The Legend of the 7 Golden Vampires is a tolerable experience, but the mix of Michael Carreras’s British Hammer horror and Hong Kong film producer Run Run Shaw’s kung fu is uneasy, to say the least. And so is poor old Peter Cushing.
Director Roy Ward Baker’s 1974 British and Hong Kong co-production martial arts horror film The Legend of the 7 Golden Vampires promises and delivers a bout of black belt versus black magic, for better or for worse. It’s the first of two Hammer films shot back to back in Hong Kong.
For the fifth and last time Peter Cushing returns to the role that helped make him famous – Professor Van Helsing – who goes to China in 1904 on a lecturing tour and ends up on a vampire-finding mission after villagers persuade him to help them fight an age-old vampire curse.
Meanwhile, Count Dracula journeys to a remote Chinese village disguised as a warlord to support six vampires cut up over the loss of a seventh member of their cult. Van Helsing finds that seven vampires are dead and loving it in the local cemetery. He recruits the help of martial-arts expert Hsi Ching (David Chiang0 and his brothers to put the vampires to their final rest.
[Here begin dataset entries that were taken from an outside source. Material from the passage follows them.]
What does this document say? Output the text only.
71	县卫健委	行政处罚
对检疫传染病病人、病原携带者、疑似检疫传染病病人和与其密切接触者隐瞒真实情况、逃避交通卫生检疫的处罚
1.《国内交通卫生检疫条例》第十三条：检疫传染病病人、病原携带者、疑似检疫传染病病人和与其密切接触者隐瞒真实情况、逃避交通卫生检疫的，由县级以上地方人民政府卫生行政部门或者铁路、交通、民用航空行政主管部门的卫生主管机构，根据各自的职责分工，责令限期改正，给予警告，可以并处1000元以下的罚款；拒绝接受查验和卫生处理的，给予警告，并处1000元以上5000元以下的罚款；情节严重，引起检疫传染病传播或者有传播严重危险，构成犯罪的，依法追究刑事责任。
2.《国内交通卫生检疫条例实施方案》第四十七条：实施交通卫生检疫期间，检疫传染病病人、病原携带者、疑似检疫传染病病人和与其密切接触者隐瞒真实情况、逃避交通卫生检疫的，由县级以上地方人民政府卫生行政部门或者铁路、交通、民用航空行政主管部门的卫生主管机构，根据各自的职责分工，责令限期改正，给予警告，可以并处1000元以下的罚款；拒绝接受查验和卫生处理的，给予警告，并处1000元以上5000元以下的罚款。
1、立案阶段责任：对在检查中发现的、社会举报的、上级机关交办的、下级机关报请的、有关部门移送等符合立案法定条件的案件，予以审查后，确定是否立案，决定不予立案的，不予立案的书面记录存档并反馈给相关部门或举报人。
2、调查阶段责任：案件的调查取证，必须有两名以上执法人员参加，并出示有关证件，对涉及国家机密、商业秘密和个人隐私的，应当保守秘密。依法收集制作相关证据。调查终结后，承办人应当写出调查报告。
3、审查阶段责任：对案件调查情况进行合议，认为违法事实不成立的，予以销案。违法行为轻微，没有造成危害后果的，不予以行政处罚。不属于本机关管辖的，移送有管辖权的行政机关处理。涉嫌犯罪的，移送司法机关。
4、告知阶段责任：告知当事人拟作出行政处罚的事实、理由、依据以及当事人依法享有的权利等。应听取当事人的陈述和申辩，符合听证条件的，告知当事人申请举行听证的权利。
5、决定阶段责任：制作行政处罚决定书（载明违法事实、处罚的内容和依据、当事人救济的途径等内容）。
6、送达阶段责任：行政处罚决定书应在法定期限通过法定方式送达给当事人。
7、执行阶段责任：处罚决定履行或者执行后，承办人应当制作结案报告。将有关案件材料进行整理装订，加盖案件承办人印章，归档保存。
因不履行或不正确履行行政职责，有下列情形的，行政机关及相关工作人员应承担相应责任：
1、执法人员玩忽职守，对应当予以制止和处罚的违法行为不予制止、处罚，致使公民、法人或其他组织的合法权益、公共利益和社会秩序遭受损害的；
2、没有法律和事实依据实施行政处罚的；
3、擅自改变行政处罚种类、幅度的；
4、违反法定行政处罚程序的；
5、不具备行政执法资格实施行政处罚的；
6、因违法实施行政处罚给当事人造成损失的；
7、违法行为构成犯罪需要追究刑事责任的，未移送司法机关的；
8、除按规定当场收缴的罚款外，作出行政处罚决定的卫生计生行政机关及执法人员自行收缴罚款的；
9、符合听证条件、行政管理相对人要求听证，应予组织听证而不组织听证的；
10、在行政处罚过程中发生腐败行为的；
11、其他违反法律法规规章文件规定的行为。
The Legend of the 7 Golden Vampires is a tolerable experience, but, unsurprisingly, producers Michael Carreras and Run Run Shaw are strange bedfellows, and the mix of Michael Carreras’s British Hammer horror and Hong Kong film producer Run Run Shaw’s kung fu is uneasy, to say the least. And so is poor old Cushing, who, as so often, deserves a better screenplay than this one by Don Houghton, also writer of the modern-day Dracula AD 1972 (1972) and The Satanic Rites of Dracula (1973). The script just seems opportunistic and pays little respect to the Bram Stoker original.
Basically, this martial arts horror film is daft stuff made to cash in on the Seventies kung-fu craze, but Cushing keeps his dignity as always and Baker directs with enough vim and verve. Good scenes include the return of the undead, a vampire-staking and the destruction of the Count’s Chinese disciple.
Also in the cast are Shih Szu as Mei Kwe, Wong Han Chan as Leung Hon, Robin Stewart as Leyland Van Helsing and Julie Ege as Vanessa Buren.
Obviously, Christopher Lee is much missed as Dracula, who was offered the role but declined after reading the script. He is instead played here by John Forbes-Robertson, the only actor other than Lee to play Dracula in the Hammer series. He was furious when he found out that he was dubbed by David de Keyser. Lee is also not in The Brides of Dracula (1960) but nor is Dracula.
Here Dracula can assume another person’s appearance, a power that was removed from Houghton’s script for The Satanic Rites of Dracula but revived for this film.
The Legend of the 7 Golden Vampires (aka The Legend of the Seven Golden Vampires) is the only Hammer Dracula film not to feature his name in the title, though it was later re-titled The 7 Brothers Meet Dracula (the heavily cut US version) or Dracula and the 7 Golden Vampires.
It was shot from 22 October 1973 to 11 December 1973 at Shaw Brothers Studio in Hong Kong. Chang Cheh directed extra martial arts scenes for Eastern markets in a version with a longer running time of 110 minutes, first released in Hong Kong on 11 July 1974.
The London premiere was on 29 August 1974 at the Warner Rendezvous cinema, followed by its UK general release on 6 October 1974, by Columbia/Warner Distributors. The American version released in June 1979 cuts out 20 minutes from the UK version and runs only 75 minutes.
It’s good to have the right connections. Don Houghton’s father-in-law knew Run Run Shaw, so Houghton flew to Hong Kong to discuss a movie with him and his brother Runme Shaw, who together agreed to finance half the film.
The film was not a box office or critical success. Roy Ward Baker recalled: ‘The whole set-up was slipshod, and nobody knew what anyone was doing. The film was an absolute failure.’ Michael Carreras recalled: ‘It wasn’t such a good idea though some of the film is quite good.’
John Forbes-Robertson (10 May 1928 – 14 May 2008) began his acting career in the 1950s and 1960s in films such as The Battle of the River Plate (1956), Bunny Lake Is Missing (1965) and The Spy with a Cold Nose (1966). He made two films for Hammer: as the Man in Black in The Vampire Lovers (1970) and The Legend of the 7 Golden Vampires (1974), as Dracula. Other film credits include Nicholas and Alexandra (1971), The Vault of Horror (1973), Venom (1981) and Lifeforce (1985).
The cast are Peter Cushing as Professor Van Helsing, John Forbes-Robertson as Count Dracula, David de Keyser as the voice of Count Dracula, Robin Stewart as Leyland Van Helsing, Julie Ege as Vanessa Buren, Robert Hanna as British Consul, David Chiang as Hsi Ching/ Hsi Tien-en, Shih Szu as Mai Kwei, Chan Shen as Count Dracula’s host Kah the High Priest, Lau Kar-wing as archer Hsi Kwei, Huang Pei-Chih as spearman Hsi Po-Kwei, Wang Chiang as twin swordsman Hsi San, Feng Ko-An as assassin, and Hsu Hsia as assassin.